Auparavant, une grande partie de ces licences étaient attribuées de manière opaque, avec des préférences accordées à des entreprises étrangères au détriment des acteurs locaux. Le nouveau système repose désormais sur un processus plus transparent et plus équitable, offrant une meilleure représentativité aux pêcheurs traditionnels.

Les réformes incluent également la création de zones de pêche protégées où les bateaux étrangers n’ont plus accès, garantissant ainsi une meilleure gestion des stocks halieutiques. Ces zones sont administrées par les pêcheurs locaux en collaboration avec les autorités, créant ainsi un cadre de gouvernance participative. Cette gestion partagée a permis de renforcer la solidarité entre les acteurs de la pêche, qu’ils soient industriels ou artisanaux.

La modernisation du secteur de la pêche : Un pari risqué mais nécessaire

En parallèle, les réformes de la gestion Diomaye ont cherché à moderniser le secteur de la pêche. Des initiatives de formation ont été mises en place pour sensibiliser les pêcheurs traditionnels aux bonnes pratiques de pêche durable et à l’utilisation des nouvelles technologies de gestion des stocks halieutiques. Ces formations, visant à améliorer l’efficacité et la sécurité des pêcheurs, se sont également accompagnées d’un soutien en matériel et en infrastructures.

Cependant, cette modernisation du secteur n’a pas été sans défis.
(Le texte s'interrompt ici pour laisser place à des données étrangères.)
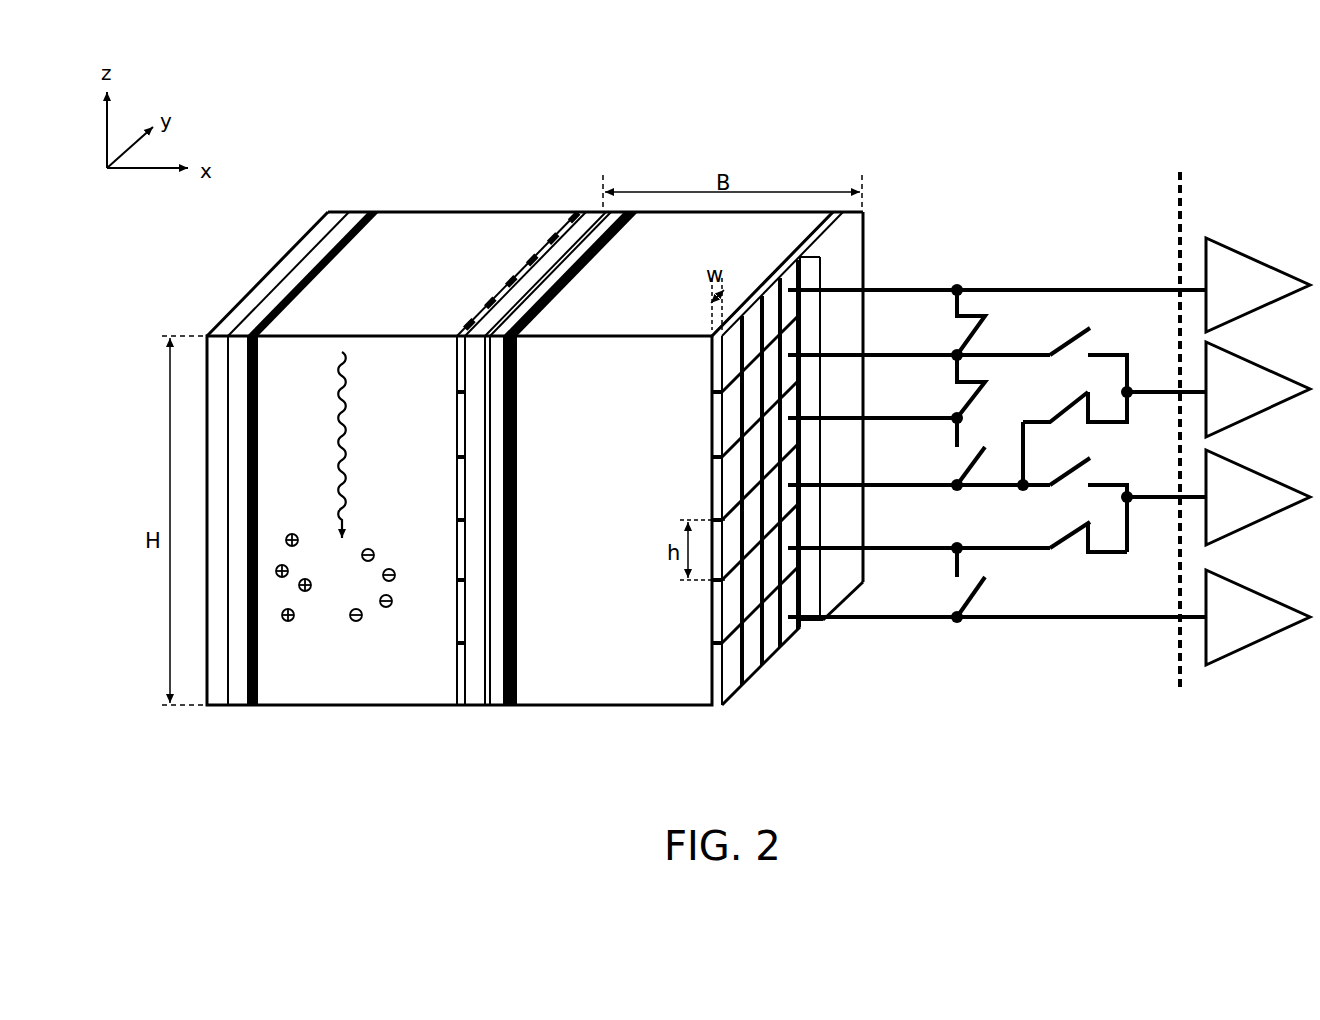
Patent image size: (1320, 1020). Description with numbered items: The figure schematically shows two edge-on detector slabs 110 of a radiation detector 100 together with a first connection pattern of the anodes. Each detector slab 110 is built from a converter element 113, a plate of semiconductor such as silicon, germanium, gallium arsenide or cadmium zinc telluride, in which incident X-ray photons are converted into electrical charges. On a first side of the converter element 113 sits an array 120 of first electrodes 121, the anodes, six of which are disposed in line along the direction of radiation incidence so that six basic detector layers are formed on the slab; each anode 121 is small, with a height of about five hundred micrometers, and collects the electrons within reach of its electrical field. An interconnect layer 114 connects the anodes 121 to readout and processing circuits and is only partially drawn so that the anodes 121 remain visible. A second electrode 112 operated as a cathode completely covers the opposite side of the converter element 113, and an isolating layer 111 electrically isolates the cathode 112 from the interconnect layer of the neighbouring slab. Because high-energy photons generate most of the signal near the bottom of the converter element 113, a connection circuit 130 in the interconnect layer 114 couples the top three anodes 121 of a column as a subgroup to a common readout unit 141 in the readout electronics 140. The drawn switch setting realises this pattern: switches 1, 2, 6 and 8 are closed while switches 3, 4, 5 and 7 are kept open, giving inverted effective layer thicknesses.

De nombreux pêcheurs ont rencontré des difficultés d’adaptation à ces nouvelles méthodes, notamment en ce qui concerne l’accès aux technologies et à la formation.

La question de la transparence des subventions et des aides financières allouées reste également un sujet de débat, certains pêcheurs estimant que l’accès aux ressources était encore inégal.
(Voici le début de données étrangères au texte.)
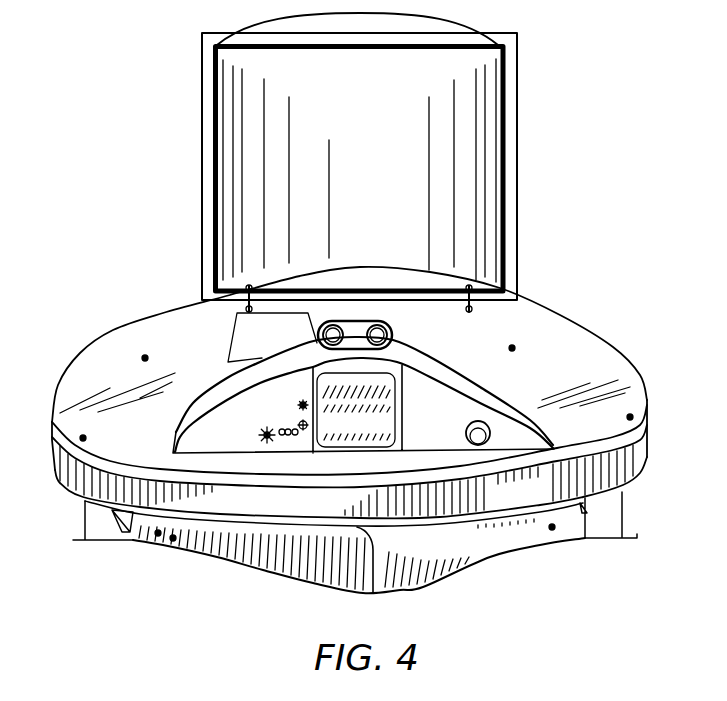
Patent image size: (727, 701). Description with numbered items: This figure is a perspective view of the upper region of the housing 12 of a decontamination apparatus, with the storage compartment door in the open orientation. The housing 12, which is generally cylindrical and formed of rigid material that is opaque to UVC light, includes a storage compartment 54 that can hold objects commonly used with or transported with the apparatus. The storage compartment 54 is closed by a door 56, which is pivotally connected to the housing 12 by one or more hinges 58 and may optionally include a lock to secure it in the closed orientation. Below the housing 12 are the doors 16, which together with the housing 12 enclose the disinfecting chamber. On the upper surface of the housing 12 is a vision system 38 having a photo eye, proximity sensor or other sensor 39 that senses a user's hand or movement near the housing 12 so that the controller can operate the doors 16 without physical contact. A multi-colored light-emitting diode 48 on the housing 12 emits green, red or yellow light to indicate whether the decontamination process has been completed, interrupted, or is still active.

The housing 12 is at (647, 395).
The doors 16 is at (217, 543).
The vision system 38 is at (404, 333).
The sensor 39 is at (318, 320).
The multi-colored light-emitting diode 48 is at (303, 405).
The storage compartment 54 is at (428, 282).
The door 56 is at (517, 132).
The hinges 58 is at (472, 306).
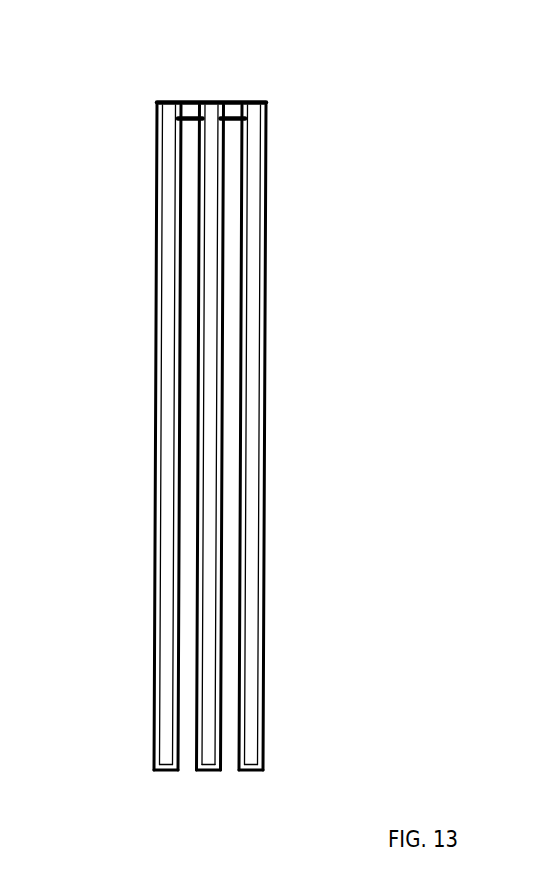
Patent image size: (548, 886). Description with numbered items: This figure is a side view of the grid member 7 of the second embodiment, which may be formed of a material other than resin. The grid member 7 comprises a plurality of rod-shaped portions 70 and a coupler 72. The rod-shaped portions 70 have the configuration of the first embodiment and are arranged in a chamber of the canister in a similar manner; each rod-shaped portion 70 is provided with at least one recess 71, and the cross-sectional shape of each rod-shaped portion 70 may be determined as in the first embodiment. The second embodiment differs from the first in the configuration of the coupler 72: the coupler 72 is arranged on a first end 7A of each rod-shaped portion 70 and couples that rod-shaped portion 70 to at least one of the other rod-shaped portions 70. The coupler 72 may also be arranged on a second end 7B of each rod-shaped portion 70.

The grid member 7 is at (98, 120).
The first end 7A is at (253, 92).
The second end 7B is at (215, 779).
The rod-shaped portion 70 is at (280, 601).
The recess 71 is at (266, 407).
The coupler 72 is at (233, 108).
Les perspectives d’avenir : Vers une pêche plus durable et inclusive

Le bilan après huit mois de gestion Diomaye présente des résultats encourageants, mais il reste encore beaucoup à faire pour garantir une pêche totalement durable et équitable.

Les réformes ont permis une meilleure régulation de l’activité de pêche industrielle, mais l’impact concret sur les pêcheurs traditionnels doit encore être renforcé. Le défi sera de rendre cette gestion plus inclusive et de continuer à impliquer les acteurs locaux dans toutes les étapes de la prise de décision.

Les autorités doivent également continuer à soutenir la modernisation des infrastructures, en particulier dans les zones les plus reculées, pour permettre aux pêcheurs locaux de bénéficier de meilleures conditions de travail et de plus grandes opportunités économiques.

La gestion Diomaye représente une étape importante vers la réconciliation des intérêts entre la pêche traditionnelle et industrielle au Sénégal.

Si les défis restent nombreux, la transparence accrue et la régulation plus stricte des activités de pêche offrent de nouvelles perspectives pour un secteur plus durable et plus juste, où les pêcheurs locaux peuvent espérer un avenir plus serein.